You have only 1 percent allocated to a risk parity strategy. Can such a small portfolio be meaningful?

We have an intellectual belief in the concept, so that’s one element of our decision making. However, to implement it in the current market environment means having a levered exposure to government bonds at low bond yields. And from a valuation point of view, we’ve not wanted to make a full allocation to it. So what we thought would be sensible is to get live exposure to make sure there’s nothing untoward in the reality relative to the theory. And then as and when we think there is a better time to increase exposure, we can then do so, having given it some live testing.

Why have you excluded hedge funds from the portfolio?

Some of our specialist managers will turn up in hedge fund indices. But these are all long-only investments that have a beta return associated with them, so we don’t see them as hedge funds. What we classify as hedge funds are people who are trying to generate return out of nothing, just purely using their skill. We think that is very difficult. There’s no underlying market return that is giving them a tailwind. We don’t think there are many managers generating return based purely on skill. And if it is prevalent, you’re overpaying.
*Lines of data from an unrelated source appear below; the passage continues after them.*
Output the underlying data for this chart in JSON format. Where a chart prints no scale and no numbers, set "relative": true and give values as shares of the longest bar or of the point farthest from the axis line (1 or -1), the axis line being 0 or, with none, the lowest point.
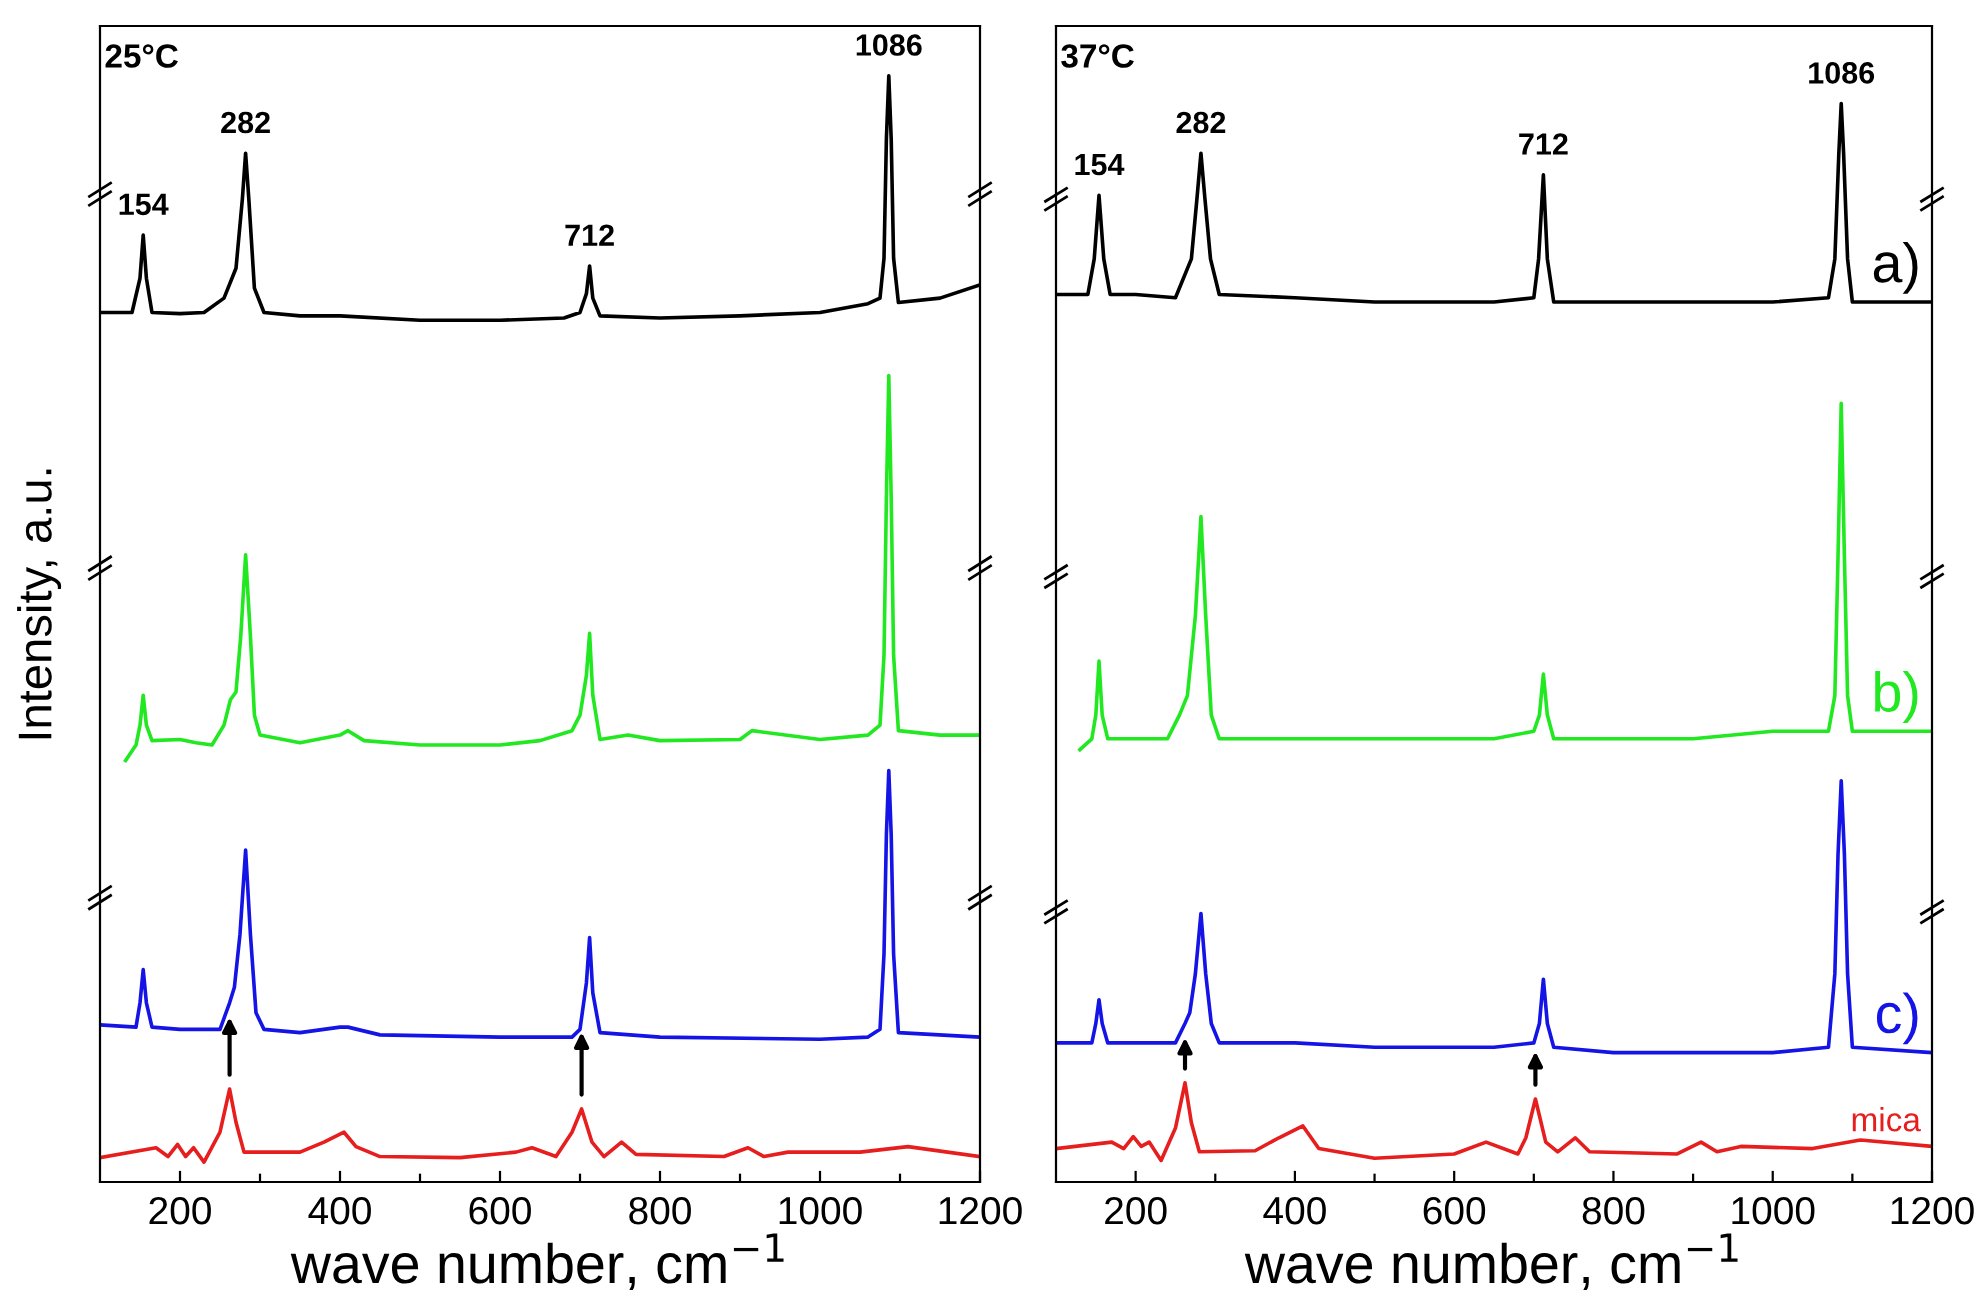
{
  "chart_data": [
    {
      "type": "line",
      "relative": true,
      "xlabel": "wave number, cm$^{−1}$",
      "ylabel": "Intensity, a.u.",
      "xlim": [
        100,
        1200
      ],
      "xticks": [
        200,
        {
          "value": 300,
          "label": null
        },
        400,
        {
          "value": 500,
          "label": null
        },
        600,
        {
          "value": 700,
          "label": null
        },
        800,
        {
          "value": 900,
          "label": null
        },
        1000,
        {
          "value": 1100,
          "label": null
        },
        1200
      ],
      "tick_labels": "x",
      "annotations": [
        "25°C",
        {
          "text": "154",
          "x": 154,
          "y": 0.856
        },
        {
          "text": "282",
          "x": 282,
          "y": 0.93
        },
        {
          "text": "712",
          "x": 712,
          "y": 0.828
        },
        {
          "text": "1086",
          "x": 1086,
          "y": 1
        }
      ],
      "series": [
        {
          "color": "#000000",
          "x": [
            100,
            140,
            150,
            154,
            158,
            165,
            200,
            230,
            255,
            270,
            278,
            282,
            286,
            293,
            305,
            350,
            400,
            500,
            600,
            680,
            700,
            708,
            712,
            716,
            725,
            800,
            900,
            1000,
            1060,
            1075,
            1080,
            1083,
            1086,
            1089,
            1092,
            1098,
            1150,
            1200
          ],
          "values": [
            0.786,
            0.786,
            0.817,
            0.856,
            0.817,
            0.786,
            0.785,
            0.786,
            0.799,
            0.826,
            0.889,
            0.93,
            0.889,
            0.808,
            0.786,
            0.783,
            0.783,
            0.779,
            0.779,
            0.781,
            0.786,
            0.803,
            0.828,
            0.799,
            0.783,
            0.781,
            0.783,
            0.786,
            0.794,
            0.799,
            0.835,
            0.943,
            1,
            0.943,
            0.835,
            0.795,
            0.799,
            0.811
          ]
        },
        {
          "color": "#22e822",
          "x": [
            132,
            145,
            150,
            154,
            158,
            165,
            200,
            220,
            240,
            255,
            263,
            270,
            276,
            282,
            288,
            293,
            300,
            350,
            400,
            410,
            430,
            500,
            600,
            650,
            690,
            700,
            708,
            712,
            716,
            725,
            760,
            800,
            900,
            915,
            1000,
            1060,
            1075,
            1080,
            1083,
            1086,
            1089,
            1092,
            1098,
            1150,
            1200
          ],
          "values": [
            0.381,
            0.395,
            0.413,
            0.44,
            0.413,
            0.399,
            0.4,
            0.397,
            0.395,
            0.413,
            0.436,
            0.443,
            0.494,
            0.567,
            0.494,
            0.422,
            0.404,
            0.397,
            0.404,
            0.408,
            0.399,
            0.395,
            0.395,
            0.399,
            0.408,
            0.422,
            0.458,
            0.496,
            0.44,
            0.4,
            0.404,
            0.399,
            0.4,
            0.408,
            0.4,
            0.404,
            0.413,
            0.476,
            0.619,
            0.729,
            0.619,
            0.476,
            0.408,
            0.404,
            0.404
          ]
        },
        {
          "color": "#1414e6",
          "x": [
            100,
            145,
            150,
            154,
            158,
            165,
            200,
            250,
            262,
            268,
            275,
            282,
            288,
            295,
            305,
            350,
            400,
            410,
            450,
            600,
            690,
            700,
            708,
            712,
            716,
            725,
            800,
            1000,
            1060,
            1075,
            1080,
            1083,
            1086,
            1089,
            1092,
            1098,
            1200
          ],
          "values": [
            0.142,
            0.14,
            0.162,
            0.192,
            0.162,
            0.14,
            0.138,
            0.138,
            0.162,
            0.176,
            0.224,
            0.3,
            0.224,
            0.153,
            0.138,
            0.135,
            0.14,
            0.14,
            0.133,
            0.131,
            0.131,
            0.138,
            0.18,
            0.221,
            0.171,
            0.135,
            0.131,
            0.129,
            0.131,
            0.138,
            0.206,
            0.314,
            0.372,
            0.314,
            0.206,
            0.135,
            0.131
          ]
        },
        {
          "color": "#e61e1e",
          "x": [
            100,
            170,
            185,
            197,
            207,
            217,
            230,
            250,
            262,
            270,
            280,
            350,
            380,
            405,
            420,
            450,
            550,
            620,
            640,
            670,
            690,
            702,
            715,
            730,
            752,
            770,
            880,
            910,
            930,
            960,
            1050,
            1110,
            1200
          ],
          "values": [
            0.022,
            0.031,
            0.023,
            0.034,
            0.023,
            0.031,
            0.018,
            0.045,
            0.084,
            0.054,
            0.027,
            0.027,
            0.036,
            0.045,
            0.032,
            0.023,
            0.022,
            0.027,
            0.031,
            0.023,
            0.045,
            0.066,
            0.036,
            0.023,
            0.036,
            0.025,
            0.023,
            0.031,
            0.023,
            0.027,
            0.027,
            0.032,
            0.023
          ]
        }
      ]
    },
    {
      "type": "line",
      "relative": true,
      "xlabel": "wave number, cm$^{−1}$",
      "xlim": [
        100,
        1200
      ],
      "xticks": [
        200,
        {
          "value": 300,
          "label": null
        },
        400,
        {
          "value": 500,
          "label": null
        },
        600,
        {
          "value": 700,
          "label": null
        },
        800,
        {
          "value": 900,
          "label": null
        },
        1000,
        {
          "value": 1100,
          "label": null
        },
        1200
      ],
      "tick_labels": "x",
      "annotations": [
        "37°C",
        {
          "text": "154",
          "x": 154,
          "y": 0.915
        },
        {
          "text": "282",
          "x": 282,
          "y": 0.954
        },
        {
          "text": "712",
          "x": 712,
          "y": 0.934
        },
        {
          "text": "1086",
          "x": 1086,
          "y": 1
        }
      ],
      "series": [
        {
          "name": "a)",
          "color": "#000000",
          "x": [
            100,
            140,
            148,
            154,
            160,
            168,
            200,
            250,
            270,
            277,
            282,
            287,
            294,
            305,
            400,
            500,
            650,
            700,
            706,
            712,
            717,
            725,
            800,
            900,
            1000,
            1070,
            1078,
            1083,
            1086,
            1089,
            1094,
            1100,
            1200
          ],
          "values": [
            0.823,
            0.823,
            0.856,
            0.915,
            0.856,
            0.823,
            0.823,
            0.82,
            0.856,
            0.912,
            0.954,
            0.912,
            0.856,
            0.823,
            0.82,
            0.816,
            0.816,
            0.82,
            0.856,
            0.934,
            0.856,
            0.816,
            0.816,
            0.816,
            0.816,
            0.82,
            0.856,
            0.954,
            1,
            0.954,
            0.856,
            0.816,
            0.816
          ]
        },
        {
          "name": "b)",
          "color": "#22e822",
          "x": [
            130,
            145,
            150,
            154,
            158,
            165,
            200,
            240,
            255,
            265,
            275,
            282,
            288,
            295,
            305,
            400,
            500,
            650,
            700,
            707,
            712,
            717,
            725,
            800,
            900,
            1000,
            1070,
            1078,
            1082,
            1086,
            1090,
            1094,
            1100,
            1200
          ],
          "values": [
            0.401,
            0.411,
            0.433,
            0.483,
            0.433,
            0.411,
            0.411,
            0.411,
            0.433,
            0.451,
            0.525,
            0.617,
            0.525,
            0.433,
            0.411,
            0.411,
            0.411,
            0.411,
            0.418,
            0.433,
            0.471,
            0.433,
            0.411,
            0.411,
            0.411,
            0.418,
            0.418,
            0.451,
            0.58,
            0.722,
            0.58,
            0.451,
            0.418,
            0.418
          ]
        },
        {
          "name": "c)",
          "color": "#1414e6",
          "x": [
            100,
            145,
            150,
            154,
            158,
            165,
            200,
            250,
            262,
            268,
            275,
            282,
            288,
            295,
            305,
            400,
            500,
            650,
            700,
            707,
            712,
            717,
            725,
            800,
            1000,
            1070,
            1078,
            1082,
            1086,
            1090,
            1094,
            1100,
            1200
          ],
          "values": [
            0.129,
            0.129,
            0.147,
            0.169,
            0.147,
            0.129,
            0.129,
            0.129,
            0.147,
            0.157,
            0.193,
            0.249,
            0.193,
            0.147,
            0.129,
            0.129,
            0.125,
            0.125,
            0.129,
            0.147,
            0.188,
            0.147,
            0.125,
            0.12,
            0.12,
            0.125,
            0.193,
            0.304,
            0.372,
            0.304,
            0.193,
            0.125,
            0.12
          ]
        },
        {
          "name": "mica",
          "color": "#e61e1e",
          "x": [
            100,
            170,
            185,
            197,
            207,
            217,
            232,
            250,
            262,
            270,
            280,
            350,
            380,
            410,
            430,
            500,
            600,
            640,
            680,
            690,
            702,
            715,
            730,
            752,
            770,
            880,
            910,
            930,
            960,
            1050,
            1110,
            1200
          ],
          "values": [
            0.031,
            0.037,
            0.031,
            0.042,
            0.033,
            0.037,
            0.02,
            0.05,
            0.092,
            0.055,
            0.028,
            0.029,
            0.041,
            0.052,
            0.031,
            0.022,
            0.026,
            0.037,
            0.026,
            0.041,
            0.077,
            0.037,
            0.028,
            0.041,
            0.028,
            0.026,
            0.037,
            0.028,
            0.033,
            0.031,
            0.039,
            0.033
          ]
        }
      ]
    }
  ]
}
You’re in good company, as lately some of the biggest pension funds are divesting from hedge funds. But doesn’t having fewer investors help those who remain?

I think that’s right, because there’s only a finite level of skill, and that finite level of skill can only manage so much money. It will rebalance the amount of money that is being managed by better-skilled managers. At the moment it’s just too much, so they’re not delivering proper, genuine good returns.

The other thing for us is hedge funds don’t offer transparency, even though it’s improved post-credit-crunch. They quite often are asking you to just trust them, trust their return stream, without giving you any granularity in how they go about investing. It’s very difficult for us to take that leap of faith. We want to understand investment theses and investment rationale. If we don’t get information to allow us to do that, then we’re happy to just walk away.

How has fund governance changed since you came to Centrica?

We’ve been attacking the governance from many angles. Increasing the investment team from one to five has been a really important evolution in our journey. Increasing the in-house resource means we’re no longer reliant on our investment adviser. We’ve built up a relationship network with the whole of the industry so that we can take intellectual capital from any type of financial firm. That’s been really important.

We also wanted to move to an approach where most of the investment decisions were being taken by an investment committee who are financially literate and comfortable in making investment decisions. In the old structure the investment committee might form views that were then taken back to the trustees, who gave the final agreement. And what we were finding was that approach was suboptimal because it suffered from decision paralysis, because the trustees didn’t feel knowledgeable enough to take those investment decisions. The way we cured that was to ask the trustees to just set headline objectives on what pots of money do you want to target and when do you want to get there? What would be too painful a result in terms of the downside event? And then give that to the investment committee as parameters, and they will construct the asset allocation in accordance with those. We also strengthened our investment committee by bringing two additional external people on board, so we moved from one to three external investment experts that sit on that board.

What is one of your current priority projects?

For the past 18 months, we’ve been building a valuation framework that seeks to deploy capital. We make a forecast on future asset returns, and we compare that against what we think we should be getting paid for each asset class compared to the risks that are involved in that asset class. It forces us into a discipline of only deploying capital where we think we’re going to get adequately compensated.